Permintaan Sertel, Ditjen Pajak: Tak Bisa Online, Langsung ke KPP DJP

Permintaan sertifikat elektronik tidak bisa diajukan secara online. Topik tersebut menjadi salah satu bahasan media nasional pada hari ini, Senin (6/11/2023).

Pekan lalu, sejumlah warganet mengajukan pertanyaan mengenai tidak adanya fitur permintaan atau perpanjangan sertifikat elektronik (sertel) pada laman e-nofa (https://efaktur.pajak.go.id). Merespons pertanyaan tersebut, contact center Ditjen Pajak (DJP), Kring Pajak, memberikan respons.

“Sehubungan ditetapkannya Kepres No. 17/2023 mengenai status pandemi yang telah berakhir, prosedur perpanjangan sertel kembali pada ketentuan PER -04/PJ/2020, tidak dapat dilakukan secara online,” tulis Kring Pajak melalui Twitter.

Dalam unggahan lainnya, otoritas mengatakan permintaan dan perpanjangan sertel melalui telepon, email, dan chat juga hanya berlaku selama kahar (masa pandemi).

Oleh karena itu, pengajuan permohonan permintaan atau perpanjangan sertelkembali hanya dapat dajukan secara langsung ke kantor pelayanan pajak (KPP) terdaftar secara tertulis sesuai PER-04/PJ/2020.

“Prosedur perpanjangan sertel sama dengan permintaan pertama kali sesuai ketentuan pada Pasal 40 sampai dengan Pasal 44 PER-04/PJ/2020,” imbuh Kring Pajak.

Selain mengenai sertel, ada pula ulasan terkait dengan rencana pemberian insentif PPN rumah ditanggung pemerintah (DTP) mulai masa pajak November 2023. Kemudian, ada pula ulasan terkait dengan peta jalan pajak karbon.

Berikut ulasan berita perpajakan selengkapnya.

Permintaan Sertel

Contact center DJP, Kring Pajak, mengatakan permintaan sertel dilakukan secara langsung ke KPP atau KP2KP terdaftar dengan mengisi formulir permintaan sertal, menyiapkan passphrase, dan melampirkan dokumen sebagaimana diatur dalam Pasal 42 PER-04/PJ/2020.
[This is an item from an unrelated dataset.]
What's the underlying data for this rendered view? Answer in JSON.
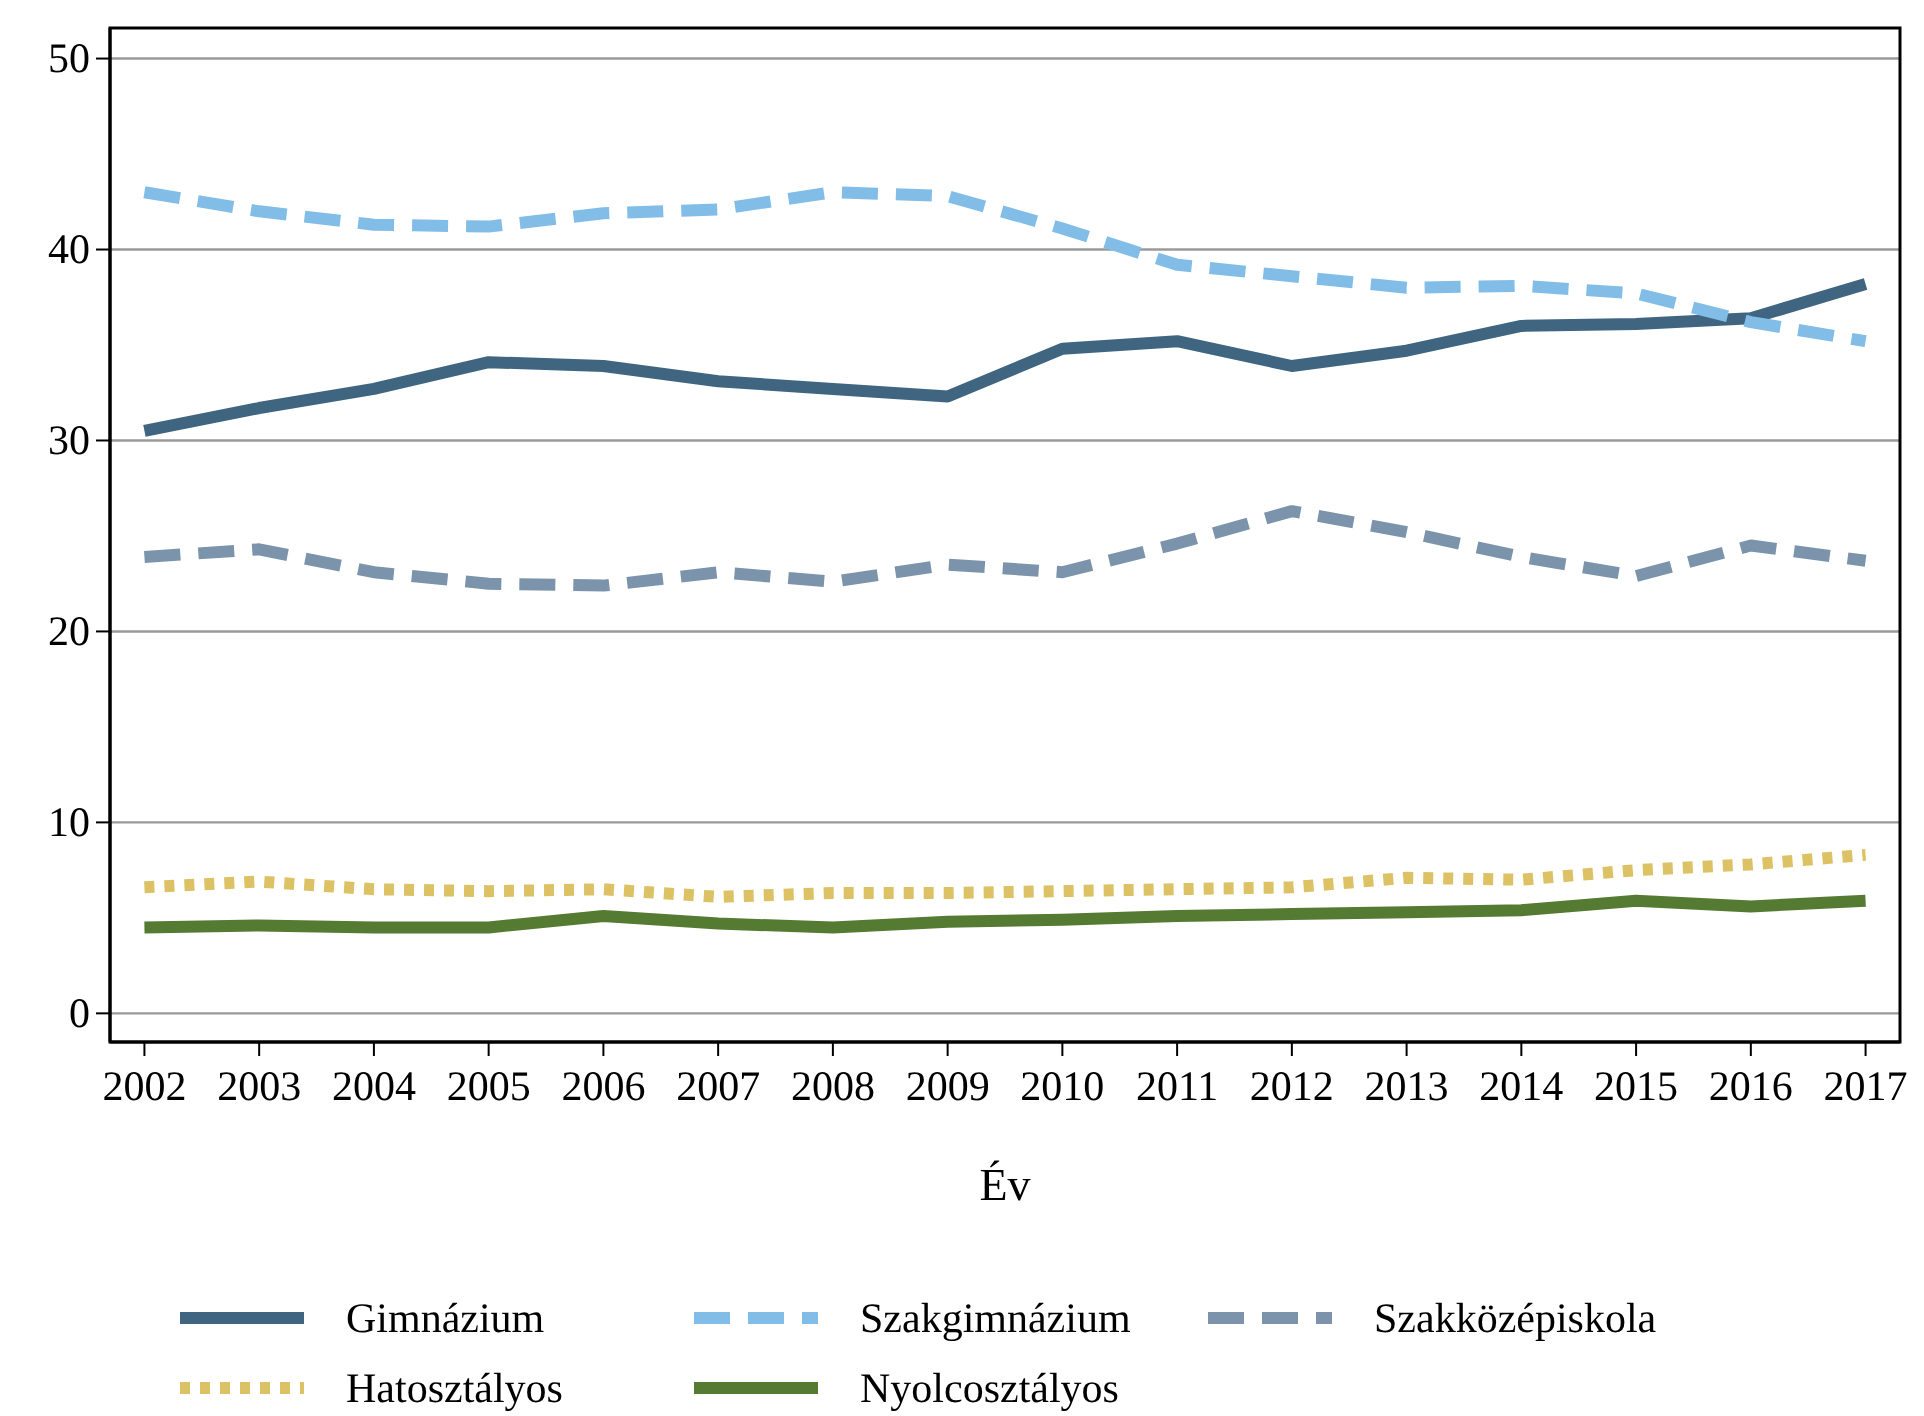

“Formulir permintaan sertifikat elektronik dapat diunduh pada https://pajak.go.id/id/formulir-pajak/formulir-permintaan-sertifikat-elektronik,” tulis Kring Pajak. (DDTCNews)

Masa Berlaku Sertel

Sesuai dengan ketentuan pada Pasal 44 ayat (1) PER-04/PJ/2020, masa berlaku sertel adalah 2 tahun sejak tanggal sertel itu diberikan oleh DJP. Wajib pajak dapat mengajukan permintaan sertel baru ke DJP dengan sejumlah alasan.

Pertama, akan/telah berakhirnya masa berlaku sertel. Kedua, terjadinya penyalahgunaan sertel. Ketiga, terdapat potensi terjadinya penyalahgunaan sertel. Keempat, tidak diketahuinya –atau lupa—passphrase sertel. Kelima, adanya sebab lain sehingga wajib pajak harus meminta sertel baru.
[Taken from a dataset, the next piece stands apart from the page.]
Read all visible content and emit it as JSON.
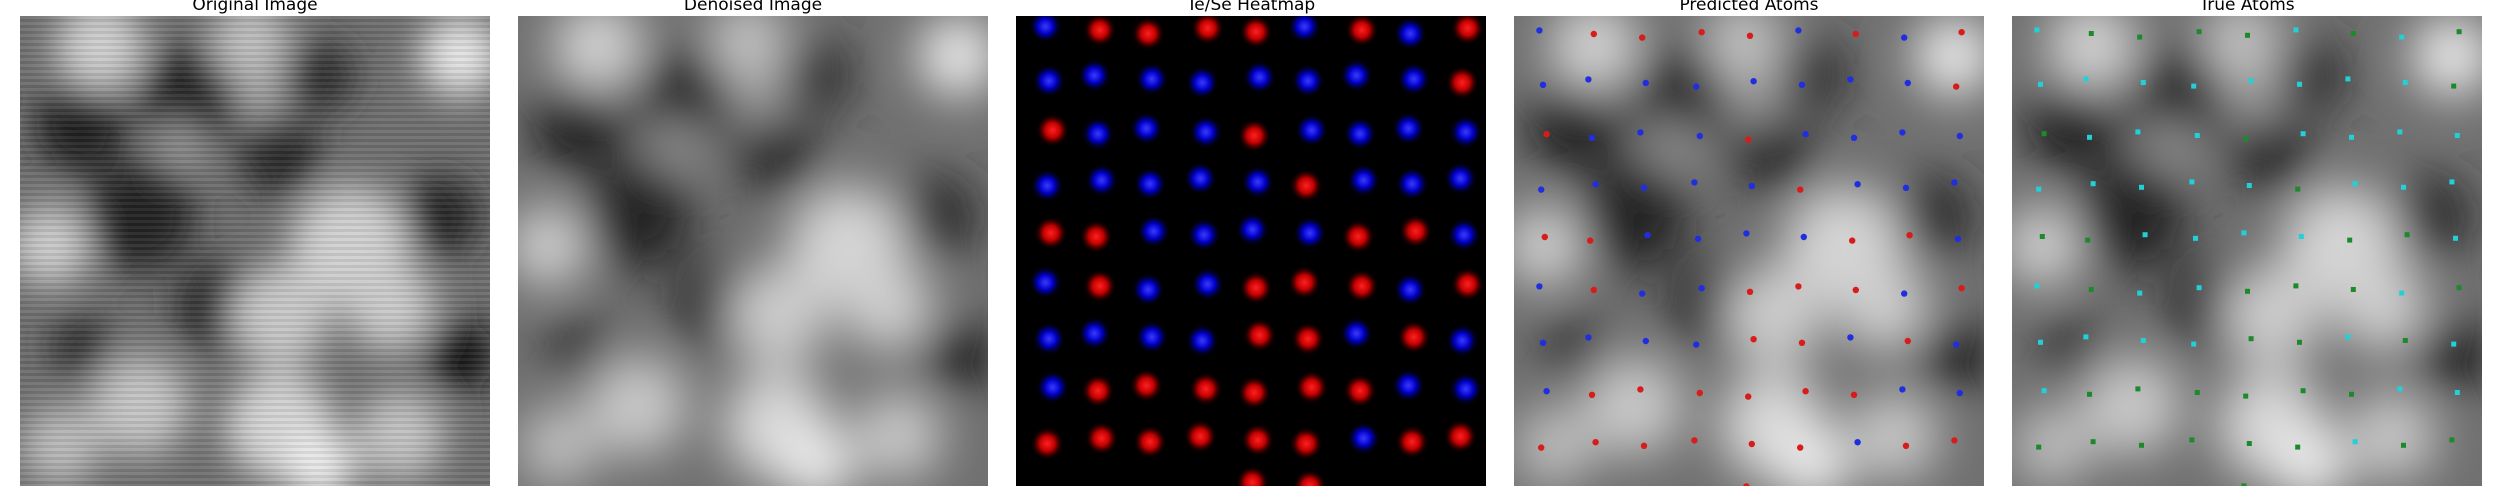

“Masa berlaku sertifikat elektronik yang telah diterbitkan sertifikat elektronik baru sebagaimana … dinyatakan berakhir saat sertifikat elektronik baru diterbitkan,” bunyi penggalan Pasal 44 ayat (4) PER-04/PJ/2020.

PER-04/PJ/2020 juga memuat ketentuan jika terhadap wajib pajak dilakukan penghapusan Nomor Pokok Wajib Pajak (NPWP), baik berdasarkan pada permohonan atau secara jabatan. Dalam kondisi ini, masa berlaku sertel berakhir bersamaan dengan dilakukannya penghapusan NPWP. (DDTCNews)

Penggunaan Sertel

Hingga saat ini, kebijakan penggunaan sertel berdasarkan pada PMK 63/2021 masih belum dijalankan. Direktur Penyuluhan, Pelayanan, dan Humas DJP Dwi Astuti mengatakan otoritas masih melakukan pengembangan sistem dan pengujian internal guna mendukung implementasi PMK 63/2021.

“Terkait dengan pelaksanaan ketentuan pada PMK 63/2021 khususnya mengenai penggunaan sertel, EFIN, dan kode verifikasi, … pengembangan sistem yang DJP lakukan sudah pada tahap pengujian internal. Selanjutnya, untuk penerapan sistem ini masih dalam tahap pengkajian,” ujar Dwi.

1 Rumah 1 NIK/NPWP

Menteri Keuangan Sri Mulyani Indrawati menyatakan insentif PPN DTP hanya diberikan kepada 1 orang pribadi atas perolehan 1 unit rumah. “Fasilitas dari PPN DTP ini akan diberikan untuk pembeli 1 rumah per 1 NIK atau 1 NPWP,” katanya.

Orang pribadi yang menerima penyerahan rumah dengan PPN DTP harus memiliki NIK atau NPWP. Nantinya, informasi mengenai NIK atau NPWP tersebut juga bakal tercantum dalam faktur pajak yang dibuat pengusaha kena pajak (PKP).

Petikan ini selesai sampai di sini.